The defense introduced testimony from five mental health experts: Dr. John Rabun, a psychiatrist who evaluated Mr. Taylor for the purposes of determining his mental state at the time of the murder; Dr. William Eikerman, a psychiatrist who treated Mr. Taylor at Biggs Correctional Unit at Fulton State Hospital; Mr. Gary Selbert, a licensed counselor and the chief of mental health at Potosi Correctional Center; Dr. Bruce Harry, a psychiatrist who treated Mr. Taylor at Biggs; and Dr. Ahsan Syed, a psychiatrist at Biggs who treated Mr. Taylor in 1998. These witnesses testified that Mr. Taylor was suffering from paranoid schizophrenia in which he had auditory hallucinations and committed delusional acts of self-mutilation and that Mr. Taylor was not malingering. Of these five witnesses, only one, Dr. Rabun, testified that Mr. Taylor lacked the capacity to know and appreciate the nature, quality, or wrongfulness of his conduct at the time of the murder. The parties also stipulated that the prison staff was administering Trazadone, an anti-depressant medication, to Mr. Taylor at the time of the murder, although there was evidence he was not taking it before the murder.

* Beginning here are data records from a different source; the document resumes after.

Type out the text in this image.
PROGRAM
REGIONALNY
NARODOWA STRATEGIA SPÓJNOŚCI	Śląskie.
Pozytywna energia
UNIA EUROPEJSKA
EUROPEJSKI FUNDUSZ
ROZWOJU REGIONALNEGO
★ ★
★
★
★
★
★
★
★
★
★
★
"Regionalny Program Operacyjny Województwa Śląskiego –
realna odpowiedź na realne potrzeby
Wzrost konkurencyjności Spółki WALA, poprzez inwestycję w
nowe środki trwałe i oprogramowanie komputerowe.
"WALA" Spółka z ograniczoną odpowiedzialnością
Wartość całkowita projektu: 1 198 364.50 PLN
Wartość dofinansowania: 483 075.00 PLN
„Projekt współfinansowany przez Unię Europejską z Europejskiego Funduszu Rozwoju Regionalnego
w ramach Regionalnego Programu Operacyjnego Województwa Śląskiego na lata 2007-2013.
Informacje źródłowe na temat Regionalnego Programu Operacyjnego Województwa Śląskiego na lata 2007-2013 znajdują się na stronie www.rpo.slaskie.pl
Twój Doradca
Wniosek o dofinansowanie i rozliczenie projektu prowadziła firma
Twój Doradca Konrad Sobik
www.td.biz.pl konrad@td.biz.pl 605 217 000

In rebuttal, the state introduced testimony from three experts: Dr. Christy Blanchard, a clinical psychologist who administered a test to Mr. Taylor in October 2001; Dr. Richard Scott, a forensic psychologist who evaluated Mr. Taylor’s competence to stand trial in 1996 for his classmate’s murder; and Dr. David Vlach, a forensic psychiatrist who evaluated Mr. Taylor in fall 2001 to determine his competency to stand trial and in spring 2002 to determine his mental state at the time of the crime. Dr. Blanchard testified that the personality test she administered to Mr. Taylor rendered invalid results that might suggest malingering. Despite Mr. Taylor’s long history of mental health issues and treatment, Drs. Scott and Vlach both testified that Mr. Taylor suffered from no mental health problems, but rather was malingering.